父は、誰かが行動を始めなければならない。誰かが其の礎にならなくてはいけない。たとえ捨て石となろうとも、私はそれを成し遂げたい、と。

 私は父の精神を受け継ごうと考えました。例え父と同じ末路を辿ろうとも、千寿を良くする努力を惜しみません。そして、私は闇に生きる者達を憎みます。彼らによって市民は命を脅かされ、貧しくなり、千寿に生きる十分の一は職を転々とし、粗末な暮らしをせざるを得なく、一部は危険な路上で住む事を余儀なくされています。行政は闇の勢力と手を結び、彼らを救おうともしない。よって、民衆の信頼は揺らぎ、全ての希望と自信を失っています。このような状況の中で、千寿は少しずつ崩壊への道を歩みつつあります。闇の勢力は千寿の全てを破壊しました。そして今、ようやく彼ら自身を破壊するときが来たのです。大事な事は、彼らに同調するのではなく、彼らと戦い、千寿を崩壊する危機から守る事なのです。従って、いま存在する闇の勢力を消滅させることが、我々の責務であるのです。彼らはこれまで、千寿の発展は自分達の功績であると説き、市民を洗脳させてきました。ですが、それは誤りです。彼らは市民から財産を搾取し、市民の生活の崩壊を招いています。
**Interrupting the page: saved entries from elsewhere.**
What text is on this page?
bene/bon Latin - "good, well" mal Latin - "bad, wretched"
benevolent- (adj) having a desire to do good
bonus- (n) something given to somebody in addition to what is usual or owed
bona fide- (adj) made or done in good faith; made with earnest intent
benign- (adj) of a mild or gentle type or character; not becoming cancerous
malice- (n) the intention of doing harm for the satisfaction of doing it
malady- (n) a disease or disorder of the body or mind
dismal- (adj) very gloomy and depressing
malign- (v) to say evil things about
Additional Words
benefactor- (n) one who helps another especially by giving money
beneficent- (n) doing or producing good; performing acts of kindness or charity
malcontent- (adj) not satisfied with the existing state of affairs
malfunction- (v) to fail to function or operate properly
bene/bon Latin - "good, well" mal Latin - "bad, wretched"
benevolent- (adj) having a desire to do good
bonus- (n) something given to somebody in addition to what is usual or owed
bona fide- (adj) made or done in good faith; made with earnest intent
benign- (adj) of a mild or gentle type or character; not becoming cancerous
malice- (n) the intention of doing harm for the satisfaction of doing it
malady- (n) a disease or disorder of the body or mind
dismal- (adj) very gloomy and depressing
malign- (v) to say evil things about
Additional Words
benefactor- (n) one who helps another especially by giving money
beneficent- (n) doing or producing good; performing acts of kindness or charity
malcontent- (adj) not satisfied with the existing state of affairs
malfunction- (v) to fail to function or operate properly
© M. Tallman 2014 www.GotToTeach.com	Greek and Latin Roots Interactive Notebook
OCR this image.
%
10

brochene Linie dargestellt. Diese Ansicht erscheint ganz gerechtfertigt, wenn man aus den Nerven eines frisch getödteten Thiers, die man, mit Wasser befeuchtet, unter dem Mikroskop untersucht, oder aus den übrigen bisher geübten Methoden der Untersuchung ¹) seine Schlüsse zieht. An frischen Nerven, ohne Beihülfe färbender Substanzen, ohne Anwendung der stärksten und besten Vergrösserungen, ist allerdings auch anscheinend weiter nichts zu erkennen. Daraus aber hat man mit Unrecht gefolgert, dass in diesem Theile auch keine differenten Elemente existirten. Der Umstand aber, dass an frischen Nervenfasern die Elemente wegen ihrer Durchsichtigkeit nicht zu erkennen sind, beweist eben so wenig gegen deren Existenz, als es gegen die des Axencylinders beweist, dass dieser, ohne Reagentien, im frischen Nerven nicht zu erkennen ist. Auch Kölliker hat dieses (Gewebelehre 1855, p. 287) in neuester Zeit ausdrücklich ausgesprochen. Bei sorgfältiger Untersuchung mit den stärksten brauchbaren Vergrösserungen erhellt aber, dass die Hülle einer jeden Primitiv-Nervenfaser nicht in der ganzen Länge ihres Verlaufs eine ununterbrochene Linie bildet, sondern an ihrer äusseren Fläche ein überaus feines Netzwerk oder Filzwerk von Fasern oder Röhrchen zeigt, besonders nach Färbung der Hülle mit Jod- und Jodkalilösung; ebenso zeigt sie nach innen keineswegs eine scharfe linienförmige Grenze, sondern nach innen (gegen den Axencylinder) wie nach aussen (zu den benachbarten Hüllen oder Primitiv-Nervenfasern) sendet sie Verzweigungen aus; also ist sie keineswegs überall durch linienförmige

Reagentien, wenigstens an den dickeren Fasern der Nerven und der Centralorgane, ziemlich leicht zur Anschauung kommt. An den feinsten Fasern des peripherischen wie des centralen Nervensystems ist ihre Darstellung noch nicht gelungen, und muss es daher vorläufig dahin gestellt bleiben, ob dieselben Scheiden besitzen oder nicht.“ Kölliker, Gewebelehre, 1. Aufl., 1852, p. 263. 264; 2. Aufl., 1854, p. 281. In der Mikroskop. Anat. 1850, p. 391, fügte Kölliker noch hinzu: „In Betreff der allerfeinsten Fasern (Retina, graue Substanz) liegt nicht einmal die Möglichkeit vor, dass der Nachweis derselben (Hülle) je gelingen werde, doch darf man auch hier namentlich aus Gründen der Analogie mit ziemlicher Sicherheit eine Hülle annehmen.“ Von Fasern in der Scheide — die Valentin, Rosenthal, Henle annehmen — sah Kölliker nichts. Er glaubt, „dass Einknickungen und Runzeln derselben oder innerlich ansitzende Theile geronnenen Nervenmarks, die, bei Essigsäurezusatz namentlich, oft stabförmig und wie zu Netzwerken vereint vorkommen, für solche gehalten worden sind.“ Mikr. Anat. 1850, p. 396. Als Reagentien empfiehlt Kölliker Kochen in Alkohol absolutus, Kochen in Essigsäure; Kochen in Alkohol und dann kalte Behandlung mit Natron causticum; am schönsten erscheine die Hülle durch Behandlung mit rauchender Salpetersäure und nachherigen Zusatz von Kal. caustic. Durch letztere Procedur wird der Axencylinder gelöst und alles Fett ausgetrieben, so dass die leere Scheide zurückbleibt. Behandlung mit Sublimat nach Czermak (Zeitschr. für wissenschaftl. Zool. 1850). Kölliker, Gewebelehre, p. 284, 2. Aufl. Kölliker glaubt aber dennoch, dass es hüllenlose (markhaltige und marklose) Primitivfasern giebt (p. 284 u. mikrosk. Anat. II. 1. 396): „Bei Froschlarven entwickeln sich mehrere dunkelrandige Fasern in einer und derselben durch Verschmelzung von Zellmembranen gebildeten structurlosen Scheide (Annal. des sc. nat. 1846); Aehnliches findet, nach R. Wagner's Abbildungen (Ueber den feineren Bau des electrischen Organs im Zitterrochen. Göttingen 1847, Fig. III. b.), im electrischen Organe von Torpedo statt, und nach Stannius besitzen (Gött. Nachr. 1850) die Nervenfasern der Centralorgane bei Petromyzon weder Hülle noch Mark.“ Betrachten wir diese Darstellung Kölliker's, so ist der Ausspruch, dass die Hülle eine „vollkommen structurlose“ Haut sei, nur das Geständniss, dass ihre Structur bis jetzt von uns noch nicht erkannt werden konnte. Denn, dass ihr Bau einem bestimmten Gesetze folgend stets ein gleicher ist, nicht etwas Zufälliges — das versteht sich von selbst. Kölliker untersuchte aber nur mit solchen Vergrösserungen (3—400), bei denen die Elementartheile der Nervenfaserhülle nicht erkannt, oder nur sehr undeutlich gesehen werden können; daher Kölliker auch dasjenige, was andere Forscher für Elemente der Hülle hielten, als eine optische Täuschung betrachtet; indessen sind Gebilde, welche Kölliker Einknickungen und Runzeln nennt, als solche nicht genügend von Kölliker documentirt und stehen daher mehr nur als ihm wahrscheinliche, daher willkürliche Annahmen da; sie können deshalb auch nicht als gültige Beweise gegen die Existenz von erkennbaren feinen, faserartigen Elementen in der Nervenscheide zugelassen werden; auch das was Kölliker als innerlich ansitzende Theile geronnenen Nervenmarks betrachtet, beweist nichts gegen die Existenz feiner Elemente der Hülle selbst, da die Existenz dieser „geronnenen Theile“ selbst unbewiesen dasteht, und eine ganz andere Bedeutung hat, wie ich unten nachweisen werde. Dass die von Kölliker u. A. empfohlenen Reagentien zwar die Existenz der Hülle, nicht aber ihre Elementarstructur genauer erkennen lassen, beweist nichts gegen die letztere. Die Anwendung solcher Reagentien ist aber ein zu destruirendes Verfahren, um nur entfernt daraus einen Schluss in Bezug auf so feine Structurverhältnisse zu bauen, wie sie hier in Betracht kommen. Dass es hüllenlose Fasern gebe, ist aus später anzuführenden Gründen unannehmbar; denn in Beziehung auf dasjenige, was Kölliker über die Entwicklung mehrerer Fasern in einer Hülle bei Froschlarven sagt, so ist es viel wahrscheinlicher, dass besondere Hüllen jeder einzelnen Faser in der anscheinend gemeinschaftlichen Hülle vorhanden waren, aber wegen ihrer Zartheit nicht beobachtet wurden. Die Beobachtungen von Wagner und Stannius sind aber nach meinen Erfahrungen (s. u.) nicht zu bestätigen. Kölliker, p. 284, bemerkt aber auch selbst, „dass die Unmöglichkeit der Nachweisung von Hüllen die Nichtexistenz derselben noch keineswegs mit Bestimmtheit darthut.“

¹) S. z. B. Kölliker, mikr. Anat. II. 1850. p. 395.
千寿が崩壊の危機に瀕しているという状況の中にあって、行政もそれに対応ができていない今日において、立ち上がるべきは我々なのです。重要なのは、悪を打ち倒すべく、我々が共有している理念や価値観なのです。共に団結し、苦しみを共にすることだけが、千寿の明るい未来への唯一の道であり、さもなくば、絶望しかありません。我々の堅い団結によって、行動を共にする他の者への尊敬や労りの念も育まれ、お互いへの理解も深まっていきます。この様に育まれてきた精神により、我々全員が共に前進をするべきなのです。全ての市民が、同じ目的に向かい、運命を共にできる共同体をもう一度この千寿に誕生させる事こそが私の願いです。私はこの共同体を信じています。私はこの共同体のために戦います。そして必要であれば、私はこの共同体を守るため、魂をこの共同体に捧げる覚悟もあります。

 もし責務を全うすることができれば、その努力により、誇り高き自由な千寿を取り戻すことがいつの日か必ずできるはずです。そんな未来の実現のために、私と共に立ち上がり、悪しき者達に対して、毅然と戦おうではありませんか!」



 王は話し終えると、壇上から去っていった。